The new research seems to be able to do so using a combination of processes.
The researchers first used two-photon polymerization. This is a process in which lasers fire through a transparent resin in such a way that an intersection of energy occurs at the desired point in 3D space. While energy travels through the resin, it is insufficient to trigger polymerization, except at the intersection point, where energy exceeds the necessary threshold.
This process has been used elsewhere to produce polymer objects at extremely small scales.
This is where the differences begin. The researchers mixed the photopolymer resin with nano-sized silicon dioxide spheres, doped to ensure they were soluble in the resin.
As the resin solidifies, some of these spheres are trapped in the solid portion of the print.
When the print is complete, the “green” part is placed in a very high temperature sintering furnace. This causes the polymer to evaporate, and the silicon dioxide particles to fuse together to form a solid, glass-like material.
They found that the process could achieve an extremely fine resolution, even smaller than the size of the wavelength of light.
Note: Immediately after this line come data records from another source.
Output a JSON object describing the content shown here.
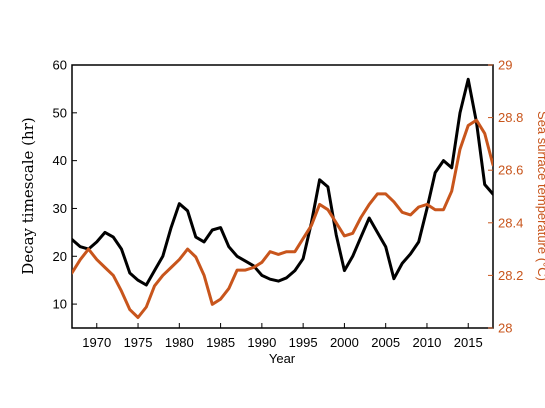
{
  "chart_data": {
    "type": "line",
    "title": "",
    "xlabel": "Year",
    "ylabel_left": "Decay timescale (hr)",
    "ylabel_right": "Sea surface temperature (°C)",
    "xlim": [
      1967,
      2018
    ],
    "ylim_left": [
      5,
      60
    ],
    "ylim_right": [
      28,
      29
    ],
    "grid": false,
    "x_ticks": [
      1970,
      1975,
      1980,
      1985,
      1990,
      1995,
      2000,
      2005,
      2010,
      2015
    ],
    "y_ticks_left": [
      10,
      20,
      30,
      40,
      50,
      60
    ],
    "y_ticks_right": [
      28,
      28.2,
      28.4,
      28.6,
      28.8,
      29
    ],
    "y_tick_labels_right": [
      "28",
      "28.2",
      "28.4",
      "28.6",
      "28.8",
      "29"
    ],
    "colors": {
      "decay": "#000000",
      "sst": "#c8551c"
    },
    "x": [
      1967,
      1968,
      1969,
      1970,
      1971,
      1972,
      1973,
      1974,
      1975,
      1976,
      1977,
      1978,
      1979,
      1980,
      1981,
      1982,
      1983,
      1984,
      1985,
      1986,
      1987,
      1988,
      1989,
      1990,
      1991,
      1992,
      1993,
      1994,
      1995,
      1996,
      1997,
      1998,
      1999,
      2000,
      2001,
      2002,
      2003,
      2004,
      2005,
      2006,
      2007,
      2008,
      2009,
      2010,
      2011,
      2012,
      2013,
      2014,
      2015,
      2016,
      2017,
      2018
    ],
    "series": [
      {
        "axis": "left",
        "color": "#000000",
        "values": [
          23.5,
          22,
          21.5,
          23,
          25,
          24,
          21.5,
          16.5,
          15,
          14,
          17,
          20,
          26,
          31,
          29.5,
          24,
          23,
          25.5,
          26,
          22,
          20,
          19,
          18,
          16,
          15.2,
          14.8,
          15.5,
          17,
          19.5,
          27,
          36,
          34.5,
          24.5,
          17,
          20,
          24,
          28,
          25,
          22,
          15.3,
          18.5,
          20.5,
          23,
          30,
          37.5,
          40,
          38.5,
          50,
          57,
          48,
          35,
          33
        ]
      },
      {
        "axis": "right",
        "color": "#c8551c",
        "values": [
          28.21,
          28.26,
          28.3,
          28.26,
          28.23,
          28.2,
          28.14,
          28.07,
          28.04,
          28.08,
          28.16,
          28.2,
          28.23,
          28.26,
          28.3,
          28.27,
          28.2,
          28.09,
          28.11,
          28.15,
          28.22,
          28.22,
          28.23,
          28.25,
          28.29,
          28.28,
          28.29,
          28.29,
          28.34,
          28.39,
          28.47,
          28.45,
          28.4,
          28.35,
          28.36,
          28.42,
          28.47,
          28.51,
          28.51,
          28.48,
          28.44,
          28.43,
          28.46,
          28.47,
          28.45,
          28.45,
          28.52,
          28.68,
          28.77,
          28.79,
          28.74,
          28.62
        ]
      }
    ]
  }
}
This is due to the fact that the energy peak generated by crossing lasers is quite small.
Remember that in typical resin-based 3D printers, the maximum resolution would be the size of the laser dot, which is far larger than the wide of the wavelength. This process can certainly achieve extreme resolution.
The researchers found that they could mix in other chemicals to provide different properties. For example, they used rare earth salts to make the material photoluminescent.
Apparently they are continuing the research in an attempt to tune the method to achieve resolutions of less than 10 nanometers. To put that in perspective, that’s 0.00001mm, a very small length indeed.
This process is very reminiscent of Glassomer’s approach to 3D printing glass. The company produces an expensive photopolymer resin that can be used in any SLA or MSLA 3D printer. It is a resin that is composed of 60% glass nanoparticles. After printing objects, they can be sintered to produce true glass objects.
It seems that the researchers have used a very similar approach, except using two-photon printing instead of conventional SLA or MSLA.
The new process should enable the production of many different types of tiny optical devices. These could be useful in communications, energy or other applications.